In her professional life, Sharmila Mitra is an English senior school teacher. She makes her classrooms places where adolescent and young adults can find a place to learn with pleasure, and she teaches how learning the English language and literature can transform their thinking. She decided to take her creative retrospection outside of her classroom and started writing. 

Her poetry is mostly free-form, expressing her own experiences of life that have influenced her thinking.

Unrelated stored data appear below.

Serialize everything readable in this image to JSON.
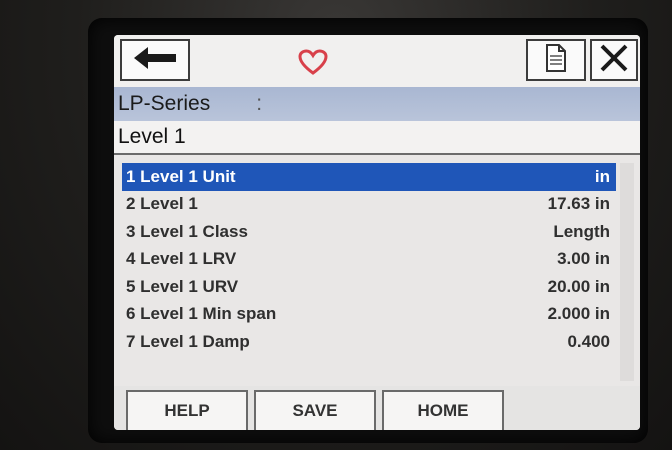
{
  "toolbar": {
    "back_icon": "back-arrow-icon",
    "status_icon": "heart-icon",
    "status_color": "#d8404a",
    "doc_icon": "document-icon",
    "close_icon": "close-icon"
  },
  "header": {
    "device_name": "LP-Series",
    "separator": ":",
    "page_title": "Level 1"
  },
  "menu": {
    "items": [
      {
        "label": "1 Level 1 Unit",
        "value": "in",
        "selected": true
      },
      {
        "label": "2 Level 1",
        "value": "17.63 in",
        "selected": false
      },
      {
        "label": "3 Level 1 Class",
        "value": "Length",
        "selected": false
      },
      {
        "label": "4 Level 1 LRV",
        "value": "3.00 in",
        "selected": false
      },
      {
        "label": "5 Level 1 URV",
        "value": "20.00 in",
        "selected": false
      },
      {
        "label": "6 Level 1 Min span",
        "value": "2.000 in",
        "selected": false
      },
      {
        "label": "7 Level 1 Damp",
        "value": "0.400",
        "selected": false
      }
    ],
    "selection_color": "#1f56b8"
  },
  "footer": {
    "help_label": "HELP",
    "save_label": "SAVE",
    "home_label": "HOME"
  }
}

She lives in Kolkata, India with her elderly mother, and the rescued and adopted non-human children who have really rescued her, but that is a very long story.



As daylight faded, dimmed
and whispering night did fall,
The dark graveyard stirred
to the impatient raven’s call.
Graves, so far sleeping, opened
and I smelled the stench;
Rotting flesh smeared on the ground
right under my wooden bench.
Flesh-eating worms
crawled right up my leg;
I wanted to move but could not,
for escape I did beg.
A piece of slippery worm
lay wriggling on my knee;
Yes, I had cut it in halves,
But now I retched to see
Its struggle to still crawl
Away from my knee;
I was petrified, dear heart,
I could not feel me.
One half finally stopped
its motion that nauseated;
I flicked it as far as I could.
Sickness, oh it permeated
The whole graveyard old.
Shadows stirred…silent…
Suddenly I was covered
with a hundred worms bold.
Choked I was, wanting to scream
Like a headless horseman
Riding through burning hell.
But fell from the bench—
Fell, fell, fell…hearing a doom-song,
The raven crying a death-knell!
How long my body fell
I knew not, or reached where;
A strange stench came,
A pulp, fly-blown, who lay there?
Eyes open, dark holes, in the snare
Of wiggling wet worms…was this hell?


It rose from his bones.
The terrible acid-burns were cauterized
By capable hands of faceless, silent mannequins.
The burning, oh the burning!
Day and night, hands wiped at wounds.
His visceral burning they seemed to crave,
Licking at his eroding bones.
As he was hung on chains and twin hooks,
His flesh, melting, dripping,
Fell to the ground like pieces of gutted raw fish;
Dripped on to the slippery floor, the stench made him faint.
His flesh fled, and his raw bones cried out, “Pain!”
In the dungeon unknown, his bones turned to dust.


“Because I don’t want to!” Said I.
Everyone’s eyes were burning flames,
As men and women with red gashes for mouths
Looked at me; the flames licked at me—burned like ice!
Each raucous voice taunted me:
“Why, why, why? Fool, why?”

I was stripped down to my skin
Where they scorched me with their flaming eyes;
Fine cracks opened up, bloody moisture oozed.
They roared with their jaws with shark teeth wide open,
As if they would drag me out of the cage
To bite my skin off me, slice by slice,
Their mouths and teeth red with my blood.

I shivered without control;
Something seemed to wriggle under my skin, like so many worms crawling,
Or perhaps gigantic lice.
Then—horror of horrors,
My skin was getting covered with eyes!
Eyes, hundreds of them, creeping up my skin,
Staring eyes—heavy lids—red as sin.
I tried to put my fingers on my chest: was I alive?
I touched eyelashes like wires made of iron,
Grasping my fingers like a vise.

Then the laughter started.
Men and women roared, mocking.
I heard heavy, shuffling feet.
Everything went dark;
The eyes all over my body became blind.